Anyway, the point is there is a lot of unintentional comedy on the Major League Baseball scene. Tons of it, actually. It comes from everywhere and it never gets old. So in other words, hanging around baseball is the funniest place on earth.
Still, even those with a fine-tuned comedy radar may have missed this one:
Curt Schilling was the baseball version of Ron Burgundy.
Yeah, there it is.
According to Jason Gay's piece in The New Republic Online (via Can't Stand the Bleeding), "Schilling was a locally beloved institution--a hero in Boston, Philly, and Arizona--with a comically inflated sense of self-importance."
He keeps going:
But Schilling mostly resembled Burgundy in that he was a first-rate blowhard, thrilled to hold forth with presumed authority on nearly any subject, as if earth was desperate for his wisdom. He'd shamelessly careen from sports to religion to politics; from his conservative heroes (John McCain, George W. Bush) to The New York Times ("A 'left wing' mouthpiece that has never had issues reporting 'facts' that aren't, as facts.") to Obama's campaign trail economic plan ("There is nothing he's proposed that is going to help me hire new employees or maintain the best health care coverage"). In baseball, he had zero compunction about criticizing others in the game. He called Alex Rodriguez "bush league." He chastised Barry Bonds for "cheating on his wife, cheating on his taxes, and cheating on the game." He even called out his own ex-teammates, like the flopsy outfielder Manny Ramirez. When Roger Clemens--Schilling's version of Burgundy nemesis Wes Mantooth--was implicated for steroid use, Schilling howled that if Clemens was proven guilty, he should return his Cy Young Awards.

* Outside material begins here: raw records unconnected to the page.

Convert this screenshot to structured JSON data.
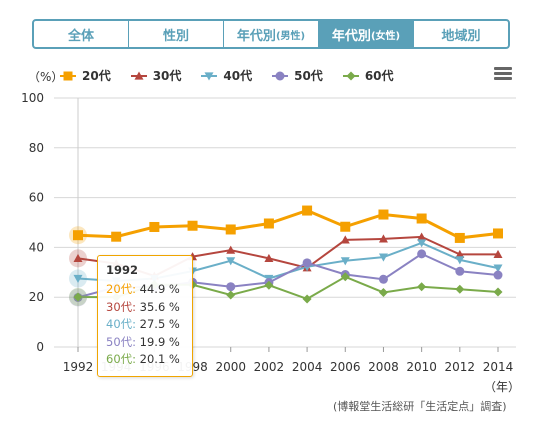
{
  "tabs": [
    {
      "label": "全体",
      "suffix": "",
      "active": false
    },
    {
      "label": "性別",
      "suffix": "",
      "active": false
    },
    {
      "label": "年代別",
      "suffix": "(男性)",
      "active": false
    },
    {
      "label": "年代別",
      "suffix": "(女性)",
      "active": true
    },
    {
      "label": "地域別",
      "suffix": "",
      "active": false
    }
  ],
  "unit_label": "（%）",
  "year_unit_label": "（年）",
  "source": "(博報堂生活総研「生活定点」調査)",
  "colors": {
    "s20": "#f5a000",
    "s30": "#b5463e",
    "s40": "#6aafc8",
    "s50": "#8a82c2",
    "s60": "#7aaa4a",
    "grid": "#d7d7d7",
    "tab": "#5aa0b8"
  },
  "tooltip": {
    "year": "1992",
    "rows": [
      {
        "label": "20代",
        "value": "44.9 %"
      },
      {
        "label": "30代",
        "value": "35.6 %"
      },
      {
        "label": "40代",
        "value": "27.5 %"
      },
      {
        "label": "50代",
        "value": "19.9 %"
      },
      {
        "label": "60代",
        "value": "20.1 %"
      }
    ]
  },
  "chart_data": {
    "type": "line",
    "x": [
      1992,
      1994,
      1996,
      1998,
      2000,
      2002,
      2004,
      2006,
      2008,
      2010,
      2012,
      2014
    ],
    "x_tick_labels": [
      "1992",
      "1994",
      "1996",
      "1998",
      "2000",
      "2002",
      "2004",
      "2006",
      "2008",
      "2010",
      "2012",
      "2014"
    ],
    "ylim": [
      0,
      100
    ],
    "y_ticks": [
      0,
      20,
      40,
      60,
      80,
      100
    ],
    "grid": true,
    "legend_position": "top-left",
    "series": [
      {
        "name": "20代",
        "marker": "square",
        "values": [
          44.9,
          44.3,
          48.2,
          48.7,
          47.2,
          49.6,
          54.8,
          48.3,
          53.2,
          51.6,
          43.8,
          45.6
        ]
      },
      {
        "name": "30代",
        "marker": "triangle-up",
        "values": [
          35.6,
          33.5,
          28.5,
          36.3,
          38.9,
          35.6,
          31.8,
          43.0,
          43.4,
          44.2,
          37.2,
          37.2
        ]
      },
      {
        "name": "40代",
        "marker": "triangle-down",
        "values": [
          27.5,
          26.5,
          27.5,
          30.5,
          34.6,
          27.5,
          32.2,
          34.6,
          36.1,
          41.8,
          35.0,
          31.7
        ]
      },
      {
        "name": "50代",
        "marker": "circle",
        "values": [
          19.9,
          24.0,
          24.0,
          26.0,
          24.2,
          25.9,
          33.8,
          29.1,
          27.2,
          37.4,
          30.4,
          28.9
        ]
      },
      {
        "name": "60代",
        "marker": "diamond",
        "values": [
          20.1,
          20.0,
          25.0,
          25.0,
          20.9,
          24.8,
          19.3,
          28.2,
          21.9,
          24.2,
          23.2,
          22.1
        ]
      }
    ]
  }
}
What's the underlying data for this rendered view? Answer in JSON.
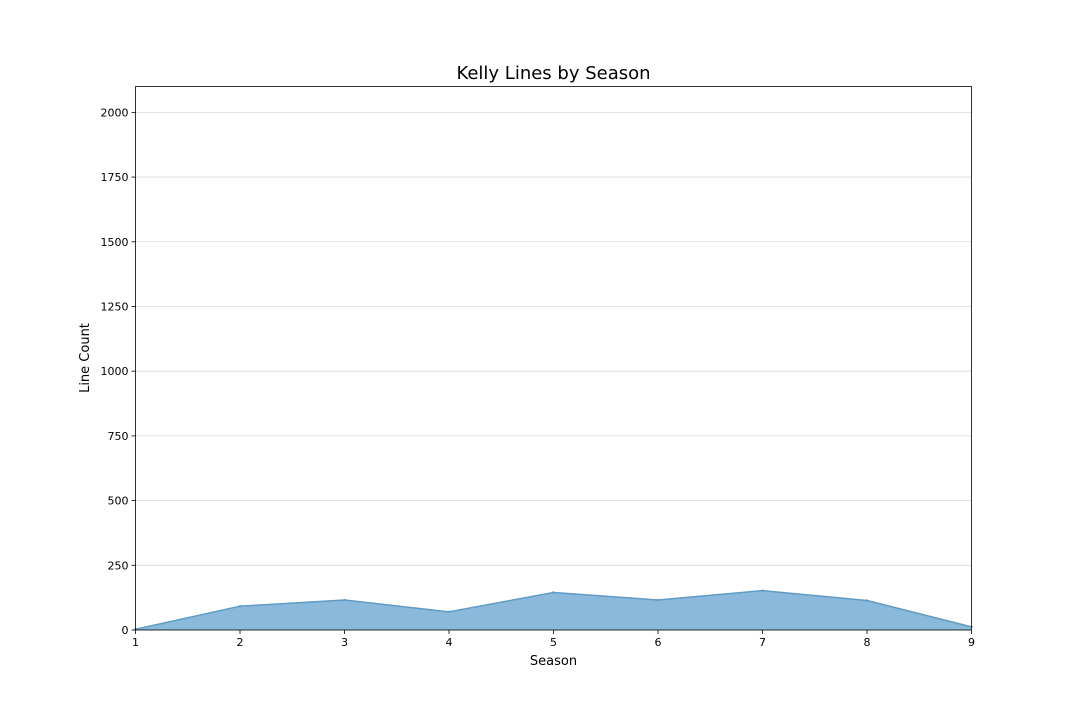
{
  "chart_data": {
    "type": "area",
    "title": "Kelly Lines by Season",
    "xlabel": "Season",
    "ylabel": "Line Count",
    "x": [
      1,
      2,
      3,
      4,
      5,
      6,
      7,
      8,
      9
    ],
    "series": [
      {
        "values": [
          3,
          92,
          116,
          70,
          145,
          116,
          152,
          114,
          12
        ]
      }
    ],
    "xlim": [
      1,
      9
    ],
    "ylim": [
      0,
      2100
    ],
    "xticks": [
      "1",
      "2",
      "3",
      "4",
      "5",
      "6",
      "7",
      "8",
      "9"
    ],
    "yticks": [
      "0",
      "250",
      "500",
      "750",
      "1000",
      "1250",
      "1500",
      "1750",
      "2000"
    ],
    "grid": "horizontal",
    "colors": {
      "fill": "#8ab9db",
      "line": "#5f9bc4"
    }
  }
}
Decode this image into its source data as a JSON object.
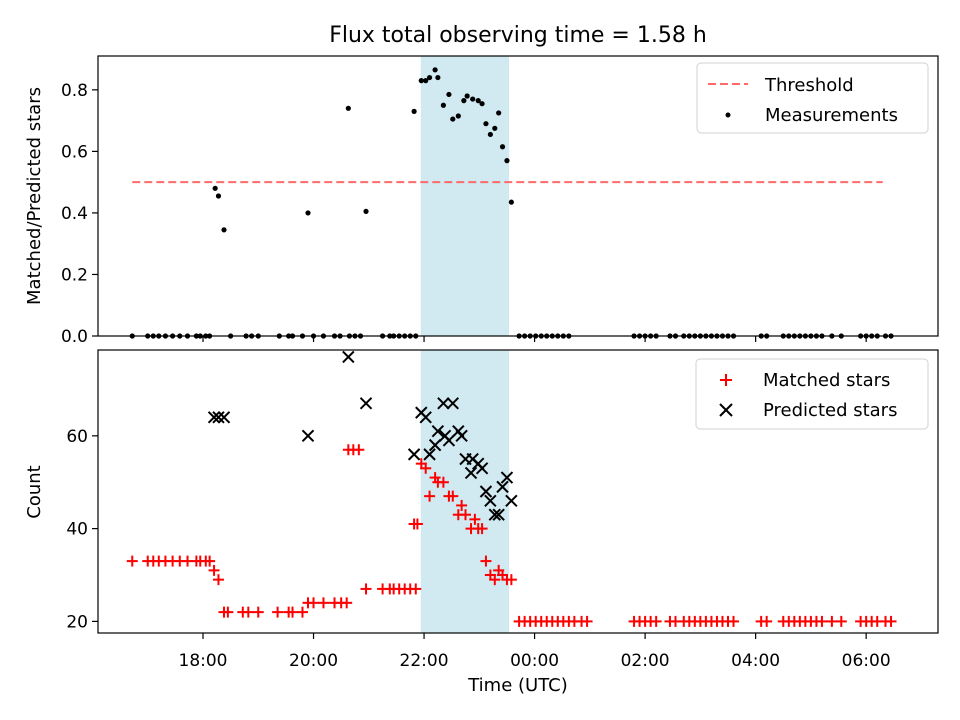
{
  "chart_data": {
    "title": "Flux total observing time = 1.58 h",
    "xlabel": "Time (UTC)",
    "x_tick_labels": [
      "18:00",
      "20:00",
      "22:00",
      "00:00",
      "02:00",
      "04:00",
      "06:00"
    ],
    "x_ticks_hours": [
      18,
      20,
      22,
      24,
      26,
      28,
      30
    ],
    "x_range_hours": [
      16.1,
      31.3
    ],
    "observing_window_hours": [
      21.95,
      23.53
    ],
    "colors": {
      "threshold": "#ff6b6b",
      "measurements": "#000000",
      "matched": "#ff0000",
      "predicted": "#000000",
      "window": "#add8e6"
    },
    "panels": [
      {
        "type": "scatter",
        "ylabel": "Matched/Predicted stars",
        "ylim": [
          0,
          0.91
        ],
        "yticks": [
          0.0,
          0.2,
          0.4,
          0.6,
          0.8
        ],
        "ytick_labels": [
          "0.0",
          "0.2",
          "0.4",
          "0.6",
          "0.8"
        ],
        "legend": [
          "Threshold",
          "Measurements"
        ],
        "legend_position": "top-right",
        "threshold": {
          "value": 0.5,
          "x_start": 16.72,
          "x_end": 30.3
        },
        "measurements": [
          [
            16.72,
            0
          ],
          [
            17.0,
            0
          ],
          [
            17.1,
            0
          ],
          [
            17.2,
            0
          ],
          [
            17.32,
            0
          ],
          [
            17.45,
            0
          ],
          [
            17.58,
            0
          ],
          [
            17.72,
            0
          ],
          [
            17.88,
            0
          ],
          [
            17.95,
            0
          ],
          [
            18.05,
            0
          ],
          [
            18.12,
            0
          ],
          [
            18.22,
            0.48
          ],
          [
            18.28,
            0.455
          ],
          [
            18.38,
            0.345
          ],
          [
            18.5,
            0
          ],
          [
            18.78,
            0
          ],
          [
            18.88,
            0
          ],
          [
            19.0,
            0
          ],
          [
            19.38,
            0
          ],
          [
            19.55,
            0
          ],
          [
            19.62,
            0
          ],
          [
            19.8,
            0
          ],
          [
            19.9,
            0.4
          ],
          [
            20.0,
            0
          ],
          [
            20.18,
            0
          ],
          [
            20.38,
            0
          ],
          [
            20.48,
            0
          ],
          [
            20.63,
            0.74
          ],
          [
            20.65,
            0
          ],
          [
            20.75,
            0
          ],
          [
            20.85,
            0
          ],
          [
            20.95,
            0.405
          ],
          [
            21.25,
            0
          ],
          [
            21.38,
            0
          ],
          [
            21.45,
            0
          ],
          [
            21.55,
            0
          ],
          [
            21.65,
            0
          ],
          [
            21.75,
            0
          ],
          [
            21.85,
            0
          ],
          [
            21.82,
            0.73
          ],
          [
            21.95,
            0.83
          ],
          [
            22.03,
            0.83
          ],
          [
            22.1,
            0.84
          ],
          [
            22.2,
            0.865
          ],
          [
            22.25,
            0.84
          ],
          [
            22.35,
            0.75
          ],
          [
            22.45,
            0.785
          ],
          [
            22.52,
            0.705
          ],
          [
            22.62,
            0.715
          ],
          [
            22.72,
            0.765
          ],
          [
            22.78,
            0.78
          ],
          [
            22.88,
            0.77
          ],
          [
            22.98,
            0.765
          ],
          [
            23.05,
            0.755
          ],
          [
            23.12,
            0.69
          ],
          [
            23.2,
            0.655
          ],
          [
            23.28,
            0.675
          ],
          [
            23.35,
            0.725
          ],
          [
            23.42,
            0.615
          ],
          [
            23.5,
            0.57
          ],
          [
            23.58,
            0.435
          ],
          [
            23.72,
            0
          ],
          [
            23.82,
            0
          ],
          [
            23.92,
            0
          ],
          [
            24.02,
            0
          ],
          [
            24.12,
            0
          ],
          [
            24.22,
            0
          ],
          [
            24.32,
            0
          ],
          [
            24.42,
            0
          ],
          [
            24.52,
            0
          ],
          [
            24.62,
            0
          ],
          [
            25.8,
            0
          ],
          [
            25.9,
            0
          ],
          [
            26.0,
            0
          ],
          [
            26.1,
            0
          ],
          [
            26.2,
            0
          ],
          [
            26.45,
            0
          ],
          [
            26.55,
            0
          ],
          [
            26.7,
            0
          ],
          [
            26.8,
            0
          ],
          [
            26.9,
            0
          ],
          [
            27.0,
            0
          ],
          [
            27.1,
            0
          ],
          [
            27.2,
            0
          ],
          [
            27.3,
            0
          ],
          [
            27.4,
            0
          ],
          [
            27.5,
            0
          ],
          [
            27.6,
            0
          ],
          [
            28.1,
            0
          ],
          [
            28.2,
            0
          ],
          [
            28.5,
            0
          ],
          [
            28.6,
            0
          ],
          [
            28.7,
            0
          ],
          [
            28.8,
            0
          ],
          [
            28.9,
            0
          ],
          [
            29.0,
            0
          ],
          [
            29.1,
            0
          ],
          [
            29.2,
            0
          ],
          [
            29.38,
            0
          ],
          [
            29.55,
            0
          ],
          [
            29.9,
            0
          ],
          [
            30.0,
            0
          ],
          [
            30.1,
            0
          ],
          [
            30.2,
            0
          ],
          [
            30.35,
            0
          ],
          [
            30.45,
            0
          ]
        ]
      },
      {
        "type": "scatter",
        "ylabel": "Count",
        "ylim": [
          17.5,
          78.5
        ],
        "yticks": [
          20,
          40,
          60
        ],
        "ytick_labels": [
          "20",
          "40",
          "60"
        ],
        "legend": [
          "Matched stars",
          "Predicted stars"
        ],
        "legend_position": "top-right",
        "matched": [
          [
            16.72,
            33
          ],
          [
            17.0,
            33
          ],
          [
            17.1,
            33
          ],
          [
            17.2,
            33
          ],
          [
            17.32,
            33
          ],
          [
            17.45,
            33
          ],
          [
            17.58,
            33
          ],
          [
            17.72,
            33
          ],
          [
            17.88,
            33
          ],
          [
            17.95,
            33
          ],
          [
            18.05,
            33
          ],
          [
            18.12,
            33
          ],
          [
            18.2,
            31
          ],
          [
            18.28,
            29
          ],
          [
            18.38,
            22
          ],
          [
            18.45,
            22
          ],
          [
            18.72,
            22
          ],
          [
            18.82,
            22
          ],
          [
            19.0,
            22
          ],
          [
            19.35,
            22
          ],
          [
            19.55,
            22
          ],
          [
            19.62,
            22
          ],
          [
            19.8,
            22
          ],
          [
            19.9,
            24
          ],
          [
            20.0,
            24
          ],
          [
            20.18,
            24
          ],
          [
            20.38,
            24
          ],
          [
            20.5,
            24
          ],
          [
            20.6,
            24
          ],
          [
            20.63,
            57
          ],
          [
            20.72,
            57
          ],
          [
            20.82,
            57
          ],
          [
            20.95,
            27
          ],
          [
            21.25,
            27
          ],
          [
            21.38,
            27
          ],
          [
            21.45,
            27
          ],
          [
            21.55,
            27
          ],
          [
            21.65,
            27
          ],
          [
            21.75,
            27
          ],
          [
            21.85,
            27
          ],
          [
            21.82,
            41
          ],
          [
            21.88,
            41
          ],
          [
            21.95,
            54
          ],
          [
            22.03,
            53
          ],
          [
            22.1,
            47
          ],
          [
            22.2,
            51
          ],
          [
            22.25,
            50
          ],
          [
            22.35,
            50
          ],
          [
            22.45,
            47
          ],
          [
            22.52,
            47
          ],
          [
            22.62,
            43
          ],
          [
            22.68,
            45
          ],
          [
            22.75,
            43
          ],
          [
            22.85,
            40
          ],
          [
            22.92,
            42
          ],
          [
            22.98,
            40
          ],
          [
            23.05,
            40
          ],
          [
            23.12,
            33
          ],
          [
            23.2,
            30
          ],
          [
            23.28,
            29
          ],
          [
            23.35,
            31
          ],
          [
            23.42,
            30
          ],
          [
            23.5,
            29
          ],
          [
            23.58,
            29
          ],
          [
            23.72,
            20
          ],
          [
            23.82,
            20
          ],
          [
            23.92,
            20
          ],
          [
            24.02,
            20
          ],
          [
            24.12,
            20
          ],
          [
            24.22,
            20
          ],
          [
            24.32,
            20
          ],
          [
            24.42,
            20
          ],
          [
            24.52,
            20
          ],
          [
            24.62,
            20
          ],
          [
            24.72,
            20
          ],
          [
            24.85,
            20
          ],
          [
            24.95,
            20
          ],
          [
            25.8,
            20
          ],
          [
            25.9,
            20
          ],
          [
            26.0,
            20
          ],
          [
            26.1,
            20
          ],
          [
            26.2,
            20
          ],
          [
            26.45,
            20
          ],
          [
            26.55,
            20
          ],
          [
            26.7,
            20
          ],
          [
            26.8,
            20
          ],
          [
            26.9,
            20
          ],
          [
            27.0,
            20
          ],
          [
            27.1,
            20
          ],
          [
            27.2,
            20
          ],
          [
            27.3,
            20
          ],
          [
            27.4,
            20
          ],
          [
            27.5,
            20
          ],
          [
            27.6,
            20
          ],
          [
            28.1,
            20
          ],
          [
            28.2,
            20
          ],
          [
            28.5,
            20
          ],
          [
            28.6,
            20
          ],
          [
            28.7,
            20
          ],
          [
            28.8,
            20
          ],
          [
            28.9,
            20
          ],
          [
            29.0,
            20
          ],
          [
            29.1,
            20
          ],
          [
            29.2,
            20
          ],
          [
            29.38,
            20
          ],
          [
            29.55,
            20
          ],
          [
            29.9,
            20
          ],
          [
            30.0,
            20
          ],
          [
            30.1,
            20
          ],
          [
            30.2,
            20
          ],
          [
            30.35,
            20
          ],
          [
            30.45,
            20
          ]
        ],
        "predicted": [
          [
            18.2,
            64
          ],
          [
            18.28,
            64
          ],
          [
            18.38,
            64
          ],
          [
            19.9,
            60
          ],
          [
            20.63,
            77
          ],
          [
            20.95,
            67
          ],
          [
            21.82,
            56
          ],
          [
            21.95,
            65
          ],
          [
            22.03,
            64
          ],
          [
            22.1,
            56
          ],
          [
            22.2,
            58
          ],
          [
            22.25,
            61
          ],
          [
            22.35,
            67
          ],
          [
            22.38,
            60
          ],
          [
            22.45,
            59
          ],
          [
            22.52,
            67
          ],
          [
            22.62,
            61
          ],
          [
            22.68,
            60
          ],
          [
            22.75,
            55
          ],
          [
            22.85,
            52
          ],
          [
            22.88,
            55
          ],
          [
            22.98,
            54
          ],
          [
            23.05,
            53
          ],
          [
            23.12,
            48
          ],
          [
            23.2,
            46
          ],
          [
            23.28,
            43
          ],
          [
            23.35,
            43
          ],
          [
            23.42,
            49
          ],
          [
            23.5,
            51
          ],
          [
            23.58,
            46
          ]
        ]
      }
    ]
  }
}
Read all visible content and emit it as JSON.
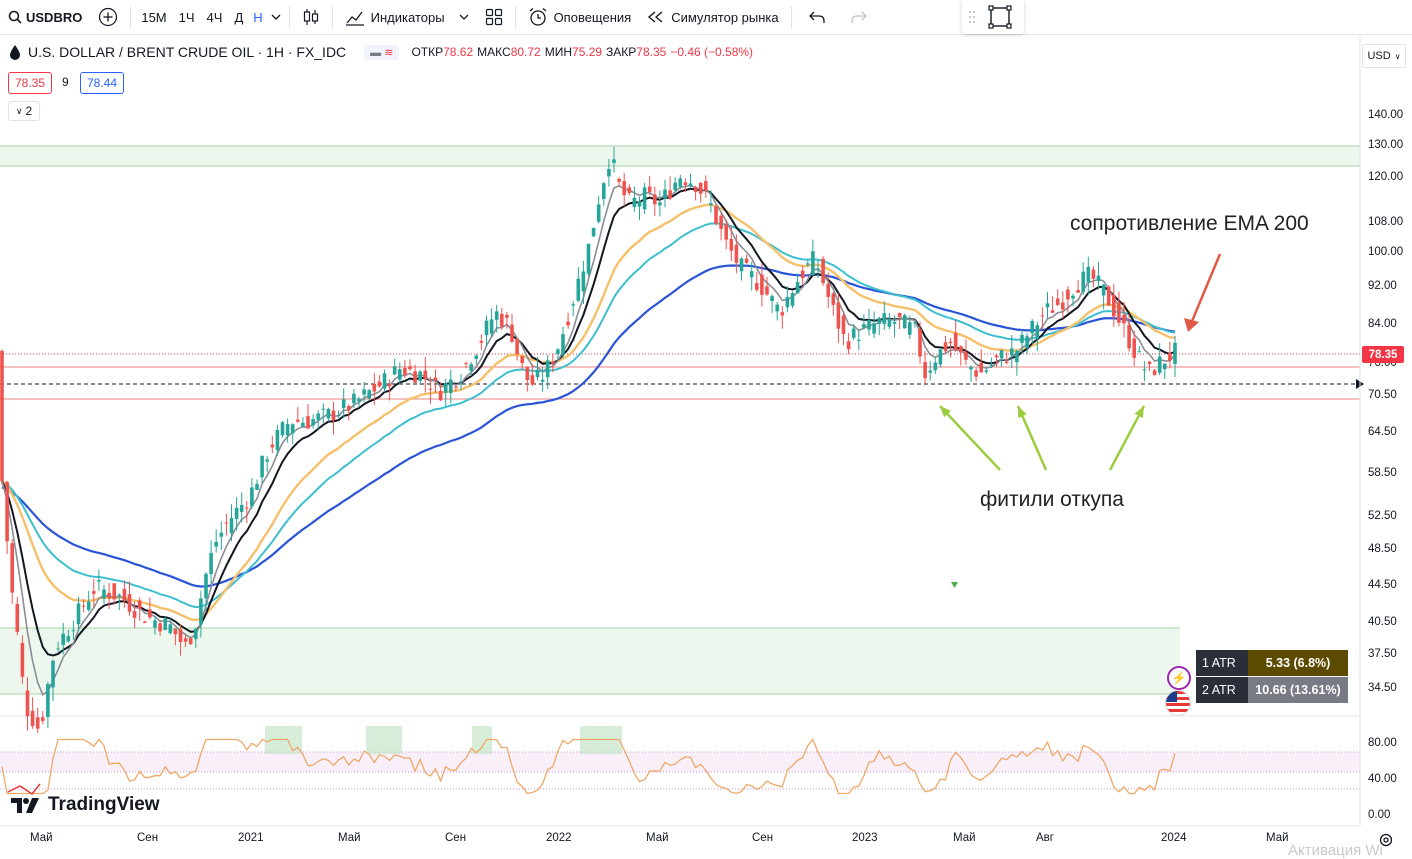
{
  "toolbar": {
    "symbol": "USDBRO",
    "intervals": [
      "15М",
      "1Ч",
      "4Ч",
      "Д",
      "Н"
    ],
    "active_interval": "Н",
    "indicators_label": "Индикаторы",
    "alerts_label": "Оповещения",
    "replay_label": "Симулятор рынка"
  },
  "legend": {
    "title": "U.S. DOLLAR / BRENT CRUDE OIL · 1H · FX_IDC",
    "open_label": "ОТКР",
    "open": "78.62",
    "high_label": "МАКС",
    "high": "80.72",
    "low_label": "МИН",
    "low": "75.29",
    "close_label": "ЗАКР",
    "close": "78.35",
    "change": "−0.46 (−0.58%)",
    "bid": "78.35",
    "spread": "9",
    "ask": "78.44",
    "collapse_count": "2"
  },
  "currency": "USD",
  "price_axis": [
    "140.00",
    "130.00",
    "120.00",
    "108.00",
    "100.00",
    "92.00",
    "84.00",
    "76.00",
    "70.50",
    "64.50",
    "58.50",
    "52.50",
    "48.50",
    "44.50",
    "40.50",
    "37.50",
    "34.50"
  ],
  "last_price_tag": "78.35",
  "osc_axis": [
    "80.00",
    "40.00",
    "0.00"
  ],
  "time_axis": [
    "Май",
    "Сен",
    "2021",
    "Май",
    "Сен",
    "2022",
    "Май",
    "Сен",
    "2023",
    "Май",
    "Авг",
    "2024",
    "Май"
  ],
  "atr": [
    {
      "label": "1 ATR",
      "value": "5.33 (6.8%)",
      "color": "#5b4a00"
    },
    {
      "label": "2 ATR",
      "value": "10.66 (13.61%)",
      "color": "#787b86"
    }
  ],
  "annotations": {
    "resistance": "сопротивление EMA 200",
    "wicks": "фитили откупа"
  },
  "brand": "TradingView",
  "watermark": "Активация Wi"
}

As gifted a player as Schilling was, his bloviating didn't always endear him to his teammates. You can imagine, just like on the Channel 4 news team, some laughing behind his back. Schilling picked up the nickname "Red Light Curt" for his tendency to seek out media attention, and his former GM in Philadelphia, Ed Wade, once quipped that Schilling was a "horse" every fifth day, and a "horse's ass" the other four. (That could have been a line in Anchorman, too.) GQ reported that after Schilling wrote an open letter to America after 9/11, his teammates serenaded him with a chorus of "Yankee Doodle Dandy."
It's hard to argue with these fine points (and many more in the story), though the disturbing part is that baseball writers weren't able to see it first. It's kind of like the steroids era in that sense... another whiff for Schilling.